Dianna Agron: My character is an integral part of why [Wilson's character] is going down this dark path. What we're exploring with this movie is that good people also do bad things. So, he's this really stand-up guy, a lawyer who's going to go into politics, and everyone thinks he's this hero, which he kind of is. But he has this moment of crossing the line with my character, an intern at his company who's in love with him. In order to not do that again with me, he then seeks out an escort and goes deeper, and deeper, and deeper.

MC: Eesh, sounds familiar enough. What would you say the film's overarching message is?
DA: It's a question of 'What does it take for you to step out on—name your price—your family, or everything you've done? We've seen this with politicians and people in prominent places. Now, we live in a big brother society where the second there's a picture or anything, it can just rip everything you've built from you.

MC: So, do you think everyone has a dark side?
DA: I think so–I think it's a degree of that. It's matter of where it comes out and what you do. Do you run away from it or do you engage it? How far do you go and what're you willing to lose?

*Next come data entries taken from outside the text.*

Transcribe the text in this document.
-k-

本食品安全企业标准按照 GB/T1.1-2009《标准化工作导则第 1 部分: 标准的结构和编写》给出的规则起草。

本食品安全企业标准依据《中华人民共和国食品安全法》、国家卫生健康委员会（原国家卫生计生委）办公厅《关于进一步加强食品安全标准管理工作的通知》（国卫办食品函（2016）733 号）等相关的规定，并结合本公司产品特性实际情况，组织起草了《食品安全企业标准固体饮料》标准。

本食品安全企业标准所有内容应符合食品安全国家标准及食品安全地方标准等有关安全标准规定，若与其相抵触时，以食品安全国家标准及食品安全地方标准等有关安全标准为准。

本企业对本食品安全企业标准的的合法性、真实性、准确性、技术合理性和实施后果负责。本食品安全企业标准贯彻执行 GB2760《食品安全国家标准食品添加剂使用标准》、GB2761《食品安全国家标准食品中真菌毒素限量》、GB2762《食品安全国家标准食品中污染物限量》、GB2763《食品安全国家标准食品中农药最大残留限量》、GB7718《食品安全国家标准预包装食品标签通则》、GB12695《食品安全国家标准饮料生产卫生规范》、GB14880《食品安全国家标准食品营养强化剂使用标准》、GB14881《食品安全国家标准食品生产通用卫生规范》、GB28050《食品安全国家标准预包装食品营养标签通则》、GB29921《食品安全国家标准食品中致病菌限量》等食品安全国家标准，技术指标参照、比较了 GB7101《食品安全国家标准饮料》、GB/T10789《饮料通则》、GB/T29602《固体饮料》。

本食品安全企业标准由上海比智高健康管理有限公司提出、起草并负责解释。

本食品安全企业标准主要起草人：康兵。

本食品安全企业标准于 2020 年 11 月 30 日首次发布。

MC: As someone in the spotlight, how do you relate to that?
DA: Today, we're very much in this mindset of being out to get people, which I think is kind of devastating. There are things on the more innocent side, like a sneaky picture at a restaurant, and then there's the hacking, releasing private material to the world. It makes you feel like you have to be a lot more protective of yourself and what you do. In some ways, I do think you should be mindful that things, especially that of a malicious nature, can have repercussions like what happened with a certain studio. But it's unfortunate that things that should be private, with no malicious intent, are being displayed like that.

MC: A buzzy topic at this year's festival is female characters and how gender roles are changing. What're your thoughts?
DA: I'm 28 years old and from my teens to now, when I think about what was possible for my own self and other actresses, I wouldn't say that much has changed over the years—and that's kind of strange. We still have a large gap that needs to be nurtured. But what I like about what's happening now is that people don't perceive it as 'Oh, crazy feminists,' it's much more coming from a place of support and encouragement.